The community held idea session and, in 2012, supporters cheered a city council vote to pay for an infrastructure rebuild. By 2013, the Downtown Topeka Foundation launched a fundraising campaign for other amenities, and, a year later, construction was underway.

"This is a renaissance for our city," then-mayor Larry Wolgast declared at the groundbreaking.

Frye says the movement continued.

"That $1.8 million is now $4.4 million that we've raised," he said. "The pocket parks, statues, the fountains - all those upgrades you see now - gave a lot of confidence to local investors that downtown was on the move."

That final piece of attracting investors is what then brought people like Frye to people like Foster.

"Unlike maybe others, I don't maybe know the failed attempts that have been done in the past quite as well," Foster said.

Foster and his business partners were building their own company - Advisors Excel - during those early downtown revitalization attempts, so when Frye met with him in 2015, Foster saw momentum.

"I like real estate, I always kinda have, and it gave me the idea of, 'Maybe I'll start investing there,'" Foster said.

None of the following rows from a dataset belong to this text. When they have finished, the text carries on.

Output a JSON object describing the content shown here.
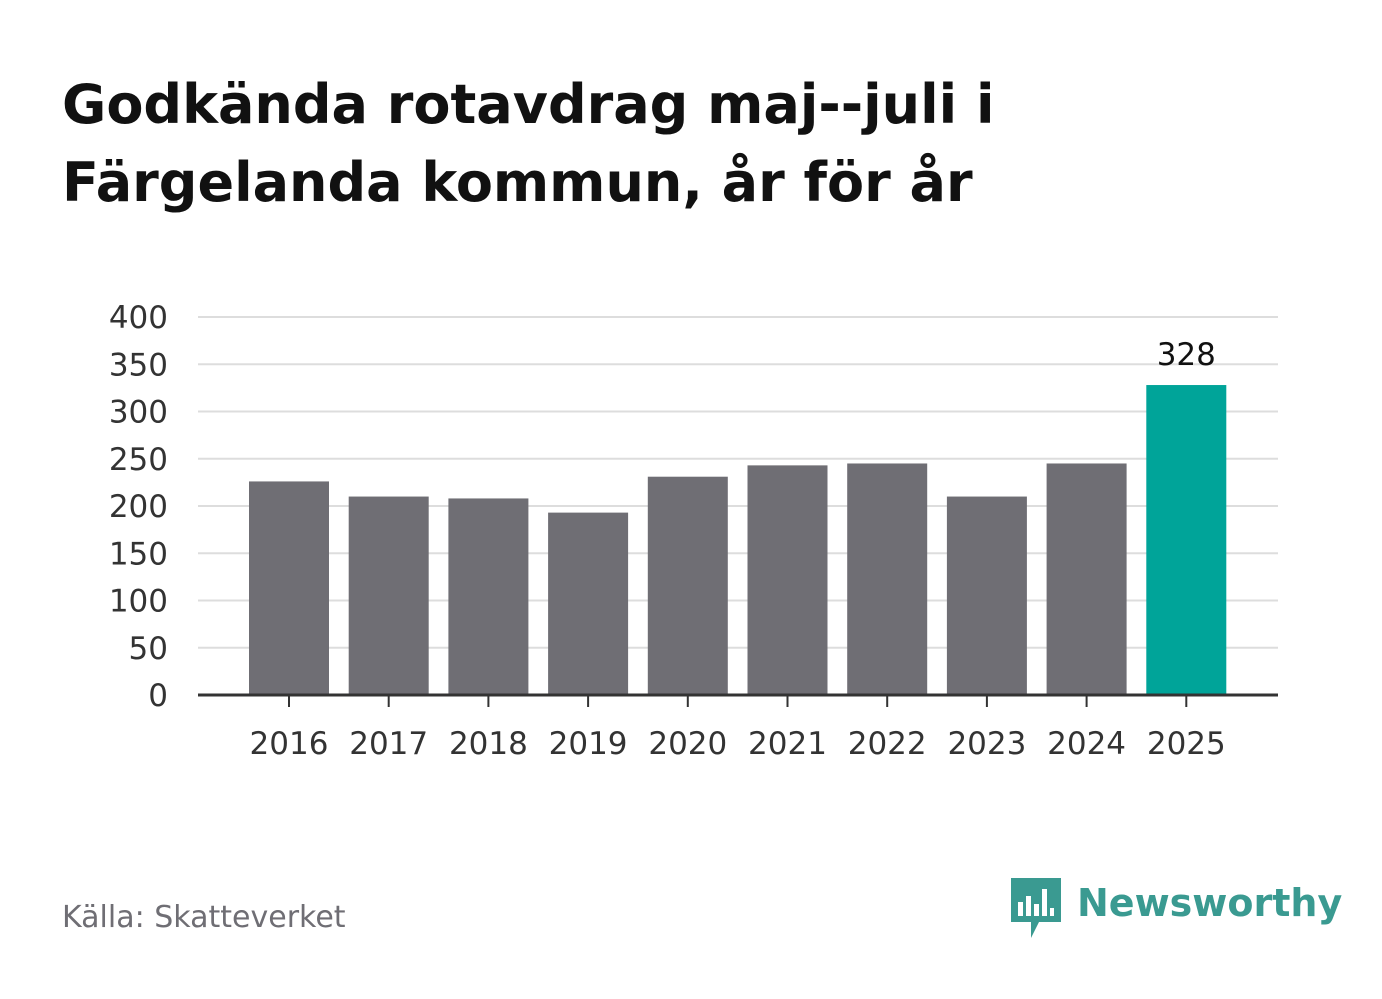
{
  "title_lines": [
    "Godkända rotavdrag maj--juli i",
    "Färgelanda kommun, år för år"
  ],
  "source": "Källa: Skatteverket",
  "brand": {
    "name": "Newsworthy",
    "logo_icon": "bar-chart-speech-bubble-icon",
    "color": "#3a9a91"
  },
  "colors": {
    "bar_default": "#6f6e74",
    "bar_highlight": "#00a499",
    "grid": "#dddddd",
    "axis": "#333333"
  },
  "chart_data": {
    "type": "bar",
    "title": "Godkända rotavdrag maj--juli i Färgelanda kommun, år för år",
    "xlabel": "",
    "ylabel": "",
    "categories": [
      "2016",
      "2017",
      "2018",
      "2019",
      "2020",
      "2021",
      "2022",
      "2023",
      "2024",
      "2025"
    ],
    "values": [
      226,
      210,
      208,
      193,
      231,
      243,
      245,
      210,
      245,
      328
    ],
    "ylim": [
      0,
      400
    ],
    "yticks": [
      0,
      50,
      100,
      150,
      200,
      250,
      300,
      350,
      400
    ],
    "highlight_index": 9,
    "data_labels": [
      {
        "index": 9,
        "text": "328"
      }
    ],
    "grid": true,
    "legend": "none"
  }
}
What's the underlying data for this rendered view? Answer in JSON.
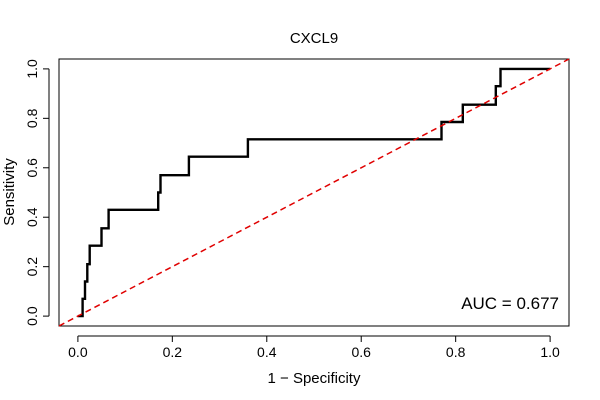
{
  "chart_data": {
    "type": "line",
    "title": "CXCL9",
    "xlabel": "1 − Specificity",
    "ylabel": "Sensitivity",
    "xlim": [
      -0.04,
      1.04
    ],
    "ylim": [
      -0.04,
      1.04
    ],
    "xticks": [
      0.0,
      0.2,
      0.4,
      0.6,
      0.8,
      1.0
    ],
    "xtick_labels": [
      "0.0",
      "0.2",
      "0.4",
      "0.6",
      "0.8",
      "1.0"
    ],
    "yticks": [
      0.0,
      0.2,
      0.4,
      0.6,
      0.8,
      1.0
    ],
    "ytick_labels": [
      "0.0",
      "0.2",
      "0.4",
      "0.6",
      "0.8",
      "1.0"
    ],
    "grid": false,
    "annotation": "AUC = 0.677",
    "series": [
      {
        "name": "ROC curve",
        "color": "#000000",
        "style": "solid",
        "x": [
          0.0,
          0.01,
          0.01,
          0.015,
          0.015,
          0.02,
          0.02,
          0.025,
          0.025,
          0.05,
          0.05,
          0.065,
          0.065,
          0.17,
          0.17,
          0.175,
          0.175,
          0.235,
          0.235,
          0.36,
          0.36,
          0.77,
          0.77,
          0.815,
          0.815,
          0.885,
          0.885,
          0.895,
          0.895,
          1.0
        ],
        "y": [
          0.0,
          0.0,
          0.07,
          0.07,
          0.14,
          0.14,
          0.21,
          0.21,
          0.285,
          0.285,
          0.355,
          0.355,
          0.43,
          0.43,
          0.5,
          0.5,
          0.57,
          0.57,
          0.645,
          0.645,
          0.715,
          0.715,
          0.785,
          0.785,
          0.855,
          0.855,
          0.93,
          0.93,
          1.0,
          1.0
        ]
      },
      {
        "name": "Reference diagonal",
        "color": "#e00000",
        "style": "dashed",
        "x": [
          -0.04,
          1.04
        ],
        "y": [
          -0.04,
          1.04
        ]
      }
    ]
  }
}
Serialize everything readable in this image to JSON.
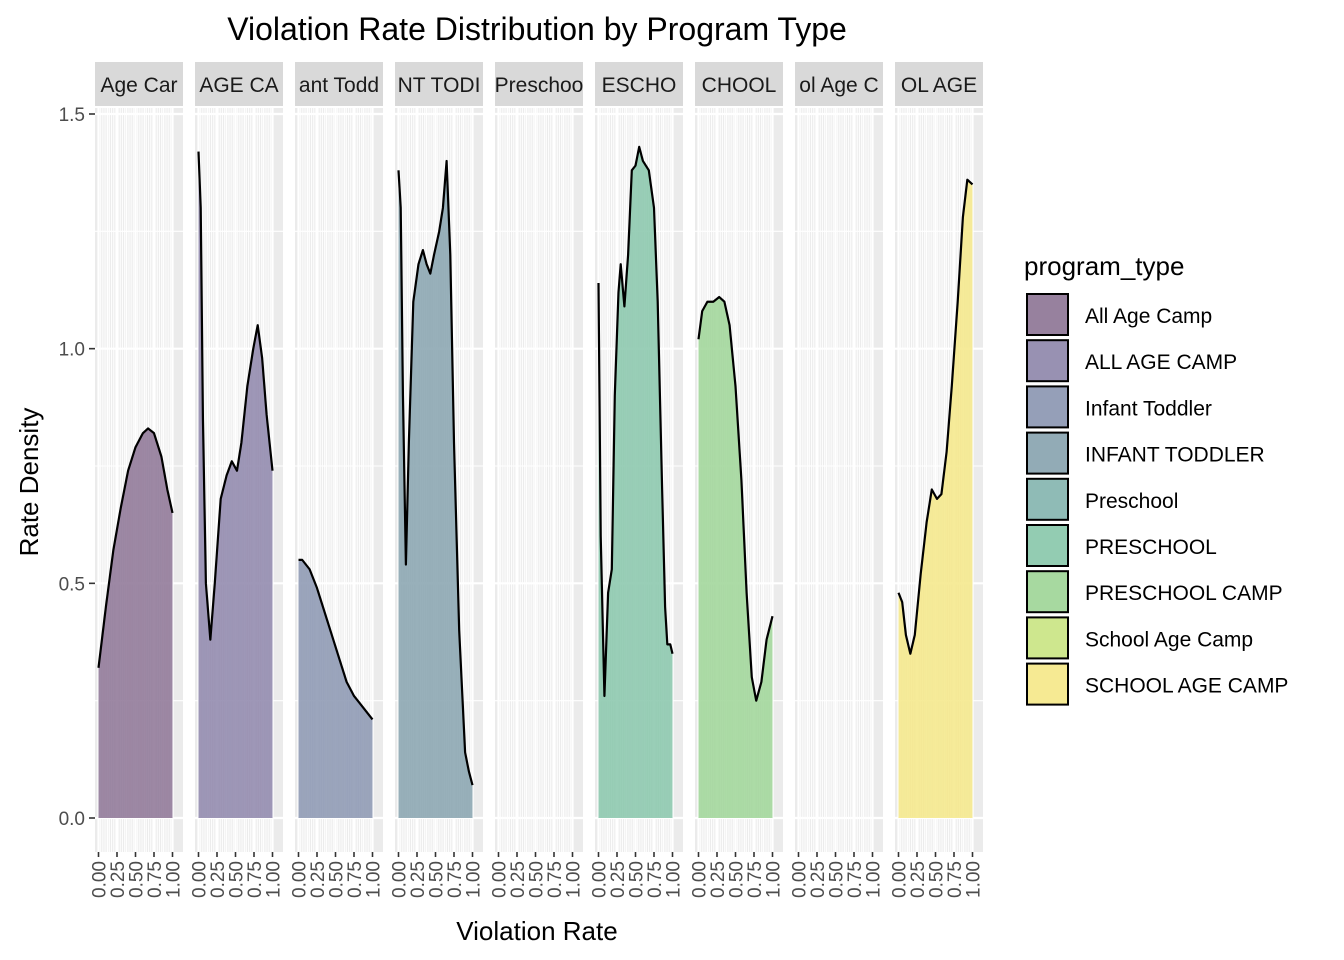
{
  "chart_data": {
    "type": "area",
    "title": "Violation Rate Distribution by Program Type",
    "xlabel": "Violation Rate",
    "ylabel": "Rate Density",
    "xlim": [
      0,
      1
    ],
    "ylim": [
      0,
      1.5
    ],
    "x_ticks": [
      "0.00",
      "0.25",
      "0.50",
      "0.75",
      "1.00"
    ],
    "y_ticks": [
      "0.0",
      "0.5",
      "1.0",
      "1.5"
    ],
    "grid": true,
    "legend_title": "program_type",
    "legend_position": "right",
    "panels": [
      {
        "strip": "Age Car",
        "name": "All Age Camp",
        "color": "#8c7394",
        "points": [
          [
            0.0,
            0.32
          ],
          [
            0.1,
            0.45
          ],
          [
            0.2,
            0.57
          ],
          [
            0.3,
            0.66
          ],
          [
            0.4,
            0.74
          ],
          [
            0.5,
            0.79
          ],
          [
            0.6,
            0.82
          ],
          [
            0.67,
            0.83
          ],
          [
            0.75,
            0.82
          ],
          [
            0.85,
            0.77
          ],
          [
            0.93,
            0.7
          ],
          [
            1.0,
            0.65
          ]
        ]
      },
      {
        "strip": "AGE CA",
        "name": "ALL AGE CAMP",
        "color": "#8d85aa",
        "points": [
          [
            0.0,
            1.42
          ],
          [
            0.03,
            1.3
          ],
          [
            0.06,
            0.85
          ],
          [
            0.1,
            0.5
          ],
          [
            0.16,
            0.38
          ],
          [
            0.22,
            0.5
          ],
          [
            0.3,
            0.68
          ],
          [
            0.38,
            0.73
          ],
          [
            0.45,
            0.76
          ],
          [
            0.52,
            0.74
          ],
          [
            0.58,
            0.8
          ],
          [
            0.66,
            0.92
          ],
          [
            0.74,
            1.0
          ],
          [
            0.8,
            1.05
          ],
          [
            0.86,
            0.98
          ],
          [
            0.92,
            0.86
          ],
          [
            1.0,
            0.74
          ]
        ]
      },
      {
        "strip": "ant Todd",
        "name": "Infant Toddler",
        "color": "#8a95b0",
        "points": [
          [
            0.0,
            0.55
          ],
          [
            0.05,
            0.55
          ],
          [
            0.15,
            0.53
          ],
          [
            0.25,
            0.49
          ],
          [
            0.35,
            0.44
          ],
          [
            0.45,
            0.39
          ],
          [
            0.55,
            0.34
          ],
          [
            0.65,
            0.29
          ],
          [
            0.75,
            0.26
          ],
          [
            0.85,
            0.24
          ],
          [
            1.0,
            0.21
          ]
        ]
      },
      {
        "strip": "NT TODI",
        "name": "INFANT TODDLER",
        "color": "#86a2ae",
        "points": [
          [
            0.0,
            1.38
          ],
          [
            0.03,
            1.3
          ],
          [
            0.06,
            0.9
          ],
          [
            0.1,
            0.54
          ],
          [
            0.14,
            0.8
          ],
          [
            0.2,
            1.1
          ],
          [
            0.27,
            1.18
          ],
          [
            0.33,
            1.21
          ],
          [
            0.38,
            1.18
          ],
          [
            0.43,
            1.16
          ],
          [
            0.48,
            1.2
          ],
          [
            0.55,
            1.25
          ],
          [
            0.6,
            1.3
          ],
          [
            0.65,
            1.4
          ],
          [
            0.7,
            1.2
          ],
          [
            0.75,
            0.8
          ],
          [
            0.82,
            0.4
          ],
          [
            0.9,
            0.14
          ],
          [
            0.95,
            0.1
          ],
          [
            1.0,
            0.07
          ]
        ]
      },
      {
        "strip": "Preschoo",
        "name": "Preschool",
        "color": "#83b4ae",
        "points": []
      },
      {
        "strip": "ESCHO",
        "name": "PRESCHOOL",
        "color": "#87c6aa",
        "points": [
          [
            0.0,
            1.14
          ],
          [
            0.03,
            0.6
          ],
          [
            0.08,
            0.26
          ],
          [
            0.13,
            0.48
          ],
          [
            0.18,
            0.53
          ],
          [
            0.22,
            0.9
          ],
          [
            0.27,
            1.12
          ],
          [
            0.3,
            1.18
          ],
          [
            0.35,
            1.09
          ],
          [
            0.4,
            1.2
          ],
          [
            0.45,
            1.38
          ],
          [
            0.5,
            1.39
          ],
          [
            0.55,
            1.43
          ],
          [
            0.6,
            1.4
          ],
          [
            0.68,
            1.38
          ],
          [
            0.75,
            1.3
          ],
          [
            0.8,
            1.1
          ],
          [
            0.86,
            0.7
          ],
          [
            0.9,
            0.45
          ],
          [
            0.93,
            0.37
          ],
          [
            0.97,
            0.37
          ],
          [
            1.0,
            0.35
          ]
        ]
      },
      {
        "strip": "CHOOL",
        "name": "PRESCHOOL CAMP",
        "color": "#9dd596",
        "points": [
          [
            0.0,
            1.02
          ],
          [
            0.05,
            1.08
          ],
          [
            0.12,
            1.1
          ],
          [
            0.2,
            1.1
          ],
          [
            0.28,
            1.11
          ],
          [
            0.35,
            1.1
          ],
          [
            0.42,
            1.05
          ],
          [
            0.5,
            0.92
          ],
          [
            0.58,
            0.72
          ],
          [
            0.65,
            0.48
          ],
          [
            0.72,
            0.3
          ],
          [
            0.78,
            0.25
          ],
          [
            0.85,
            0.29
          ],
          [
            0.92,
            0.38
          ],
          [
            1.0,
            0.43
          ]
        ]
      },
      {
        "strip": "ol Age C",
        "name": "School Age Camp",
        "color": "#c9e482",
        "points": []
      },
      {
        "strip": "OL AGE",
        "name": "SCHOOL AGE CAMP",
        "color": "#f5e887",
        "points": [
          [
            0.0,
            0.48
          ],
          [
            0.05,
            0.46
          ],
          [
            0.1,
            0.39
          ],
          [
            0.16,
            0.35
          ],
          [
            0.22,
            0.39
          ],
          [
            0.3,
            0.52
          ],
          [
            0.38,
            0.63
          ],
          [
            0.45,
            0.7
          ],
          [
            0.52,
            0.68
          ],
          [
            0.58,
            0.69
          ],
          [
            0.65,
            0.78
          ],
          [
            0.72,
            0.92
          ],
          [
            0.8,
            1.1
          ],
          [
            0.87,
            1.28
          ],
          [
            0.93,
            1.36
          ],
          [
            1.0,
            1.35
          ]
        ]
      }
    ]
  }
}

However, he admits he's not sure he envisioned the large structure stretching into the skies at the corner of 9th and S. Kansas Ave. The Cyrus Hotel is the largest of three projects Foster and his downtown development partners will open this year along S. Kansas Ave. The Pennant restaurant started serving in March; Iron Rail Brewing is slated to open in November; and the hotel launches in December.

The hotel is the project many have called the centerpiece of downtown's rebirth.

"From day one, we said we want it to be an accelerator," Foster said. "It being referred to as the centerpiece - I guess we always thought of more of being the accelerator to have other things happen down here. With The Pennant being right here, I think if it's shown anything, it's that people do want to come downtown."

Perhaps selfishly for Foster, sparking downtown's revitalization also answers a concern he heard when recruiting younger workers for his growing company.

"When talking to them, the one thing they consistently come up with is these ideas around quality of life and quality of place," he said.

It took a bit longer than the 2000 master plan envisioned, but music and festivals are back downtown, with an event plaza in the works. Some vacant spaces remain, and riverfront plans remain early phases.

But Frye and Foster are excited for the next chapter.

"They all talk about what downtown Topeka used to be. I think it's got that potential again," Foster said.

Frye agrees. He says local leaders will begin work next year on a new downtown master plan, looking another 10 to 15 years down the road.

"The downtown represents a community's pride and prosperity - and we're going to have something that we're all very proud of," he said.